Even when seizures are well controlled, they are not the only consequence of epilepsy that can lead to social and educational issues when patients are young adults.
A study recently published in the journal Pediatrics found that children with epilepsy can still develop such problems regardless of how often they experience seizures.
“Frequency and intensity of seizures remain important predictors of how well a child does into adulthood. But, somewhat to our surprise we also found seizures are by no means the sole influencers of social and educational outcomes among adults with childhood epilepsy”, lead author Anne Berg said in a press release.
She is a scientist with the Ann and Robert H. Lurie Children’s Hospital of Chicago. Berg also is a teacher of pediatrics and neurology at Northwestern University Feinberg School of Medicine.

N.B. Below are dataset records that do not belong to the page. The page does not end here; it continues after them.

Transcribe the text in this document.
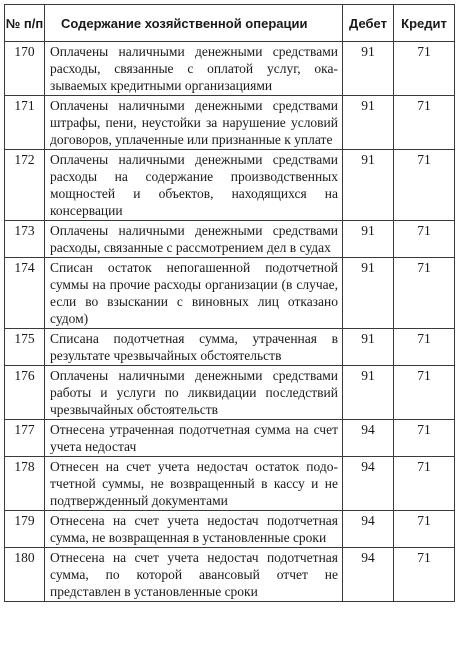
№ п/п	Содержание хозяйственной операции	Дебет	Кредит
170	Оплачены наличными денежными средствами расходы, связанные с оплатой услуг, оказываемых кредитными организациями	91	71
171	Оплачены наличными денежными средствами штрафы, пени, неустойки за нарушение условий договоров, уплаченные или признанные к уплате	91	71
172	Оплачены наличными денежными средствами расходы на содержание производственных мощностей и объектов, находящихся на консервации	91	71
173	Оплачены наличными денежными средствами расходы, связанные с рассмотрением дел в судах	91	71
174	Списан остаток непогашенной подотчетной суммы на прочие расходы организации (в случае, если во взыскании с виновных лиц отказано судом)	91	71
175	Списана подотчетная сумма, утраченная в результате чрезвычайных обстоятельств	91	71
176	Оплачены наличными денежными средствами работы и услуги по ликвидации последствий чрезвычайных обстоятельств	91	71
177	Отнесена утраченная подотчетная сумма на счет учета недостач	94	71
178	Отнесен на счет учета недостач остаток подотчетной суммы, не возвращенный в кассу и не подтвержденный документами	94	71
179	Отнесена на счет учета недостач подотчетная сумма, не возвращенная в установленные сроки	94	71
180	Отнесена на счет учета недостач подотчетная сумма, по которой авансовый отчет не представлен в установленные сроки	94	71
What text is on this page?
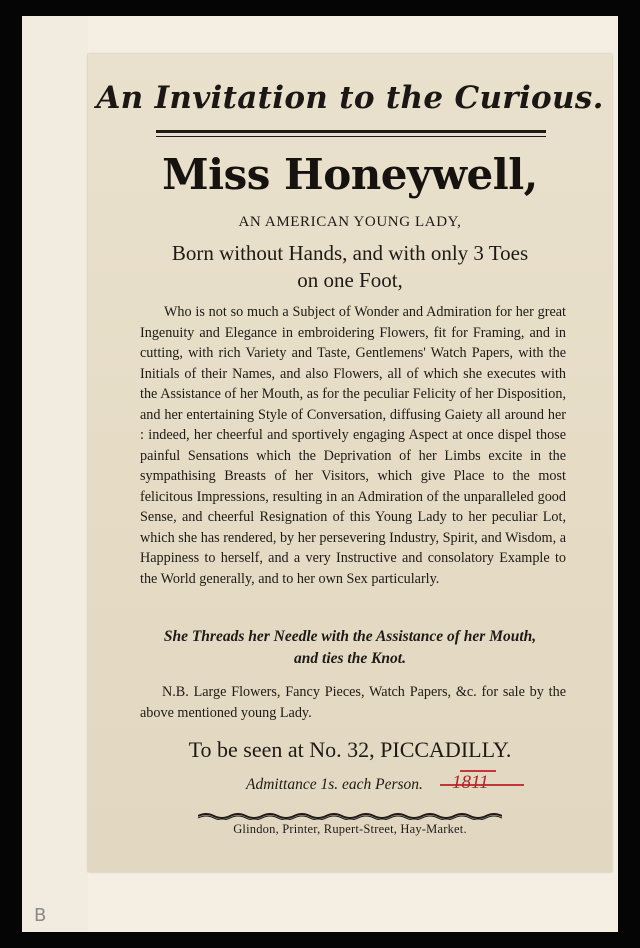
B
An Invitation to the Curious.
Miss Honeywell,
AN AMERICAN YOUNG LADY,
Born without Hands, and with only 3 Toes
on one Foot,
Who is not so much a Subject of Wonder and Admiration for her great Ingenuity and Elegance in embroidering Flowers, fit for Framing, and in cutting, with rich Variety and Taste, Gentlemens' Watch Papers, with the Initials of their Names, and also Flowers, all of which she executes with the Assistance of her Mouth, as for the peculiar Felicity of her Disposition, and her entertaining Style of Conversation, diffusing Gaiety all around her : indeed, her cheerful and sportively engaging Aspect at once dispel those painful Sensations which the Deprivation of her Limbs excite in the sympathising Breasts of her Visitors, which give Place to the most felicitous Impressions, resulting in an Admiration of the unparalleled good Sense, and cheerful Resignation of this Young Lady to her peculiar Lot, which she has rendered, by her persevering Industry, Spirit, and Wisdom, a Happiness to herself, and a very Instructive and consolatory Example to the World generally, and to her own Sex particularly.
She Threads her Needle with the Assistance of her Mouth,
and ties the Knot.
N.B. Large Flowers, Fancy Pieces, Watch Papers, &c. for sale by the above mentioned young Lady.
To be seen at No. 32, PICCADILLY.
Admittance 1s. each Person. 1811
Glindon, Printer, Rupert-Street, Hay-Market.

Doctors attending cases of children with epilepsy should not assume they are doing fine because their seizures are well controlled, lead researcher said.
The research team observed the outcomes of 241 children and teenagers in Connecticut who were diagnosed with uncomplicated epilepsy between 1993 and 1997. On average, the participants were followed for 12 years.
Nearly 30 percent had intermittent seizures but in general responded to treatment, compared to 8 percent with recurrent, medication-resistant seizures. On the other hand, thirty-nine percent of the study participants had excellent seizure control and about 23 percent had good seizure control, with no seizures up to five years after having been diagnosed.
As young adults, more than 90 percent of those with excellent seizure control were seeking a college degree or had part-time or full-time jobs, compared with 60 percent of participants with recurrent seizures.
Compared with 60 percent of participants with drug-resistant seizures, more than 90 percent of those with good or excellent seizure control had a driver’s license, according to researchers.
The study also found that those epilepsy patients who had been experiencing learning problems were about 50 percent more likely to be unemployed.
Epilepsy’s other signals must be also monitored
But putting seizure control aside, study participants who had experienced behavioral, emotional or psychiatric conditions including depression, anxiety bipolar disorder or attention-deficit-hyperactivity disorder (ADHD) were 60 percent less likely to achieve a college degree and 50 percent less likely to be living by their own.
Frequency and intensity of seizures neither had an effect on their chances to get in trouble with the law. Participants with a history of disruptive behavioral disorders had three-time increased risk of trouble with the law.
Researchers remarked the importance to prevent problems later in life by monitoring all epilepsy patients for learning issues when they still are kids, regardless of their levels of seizure control.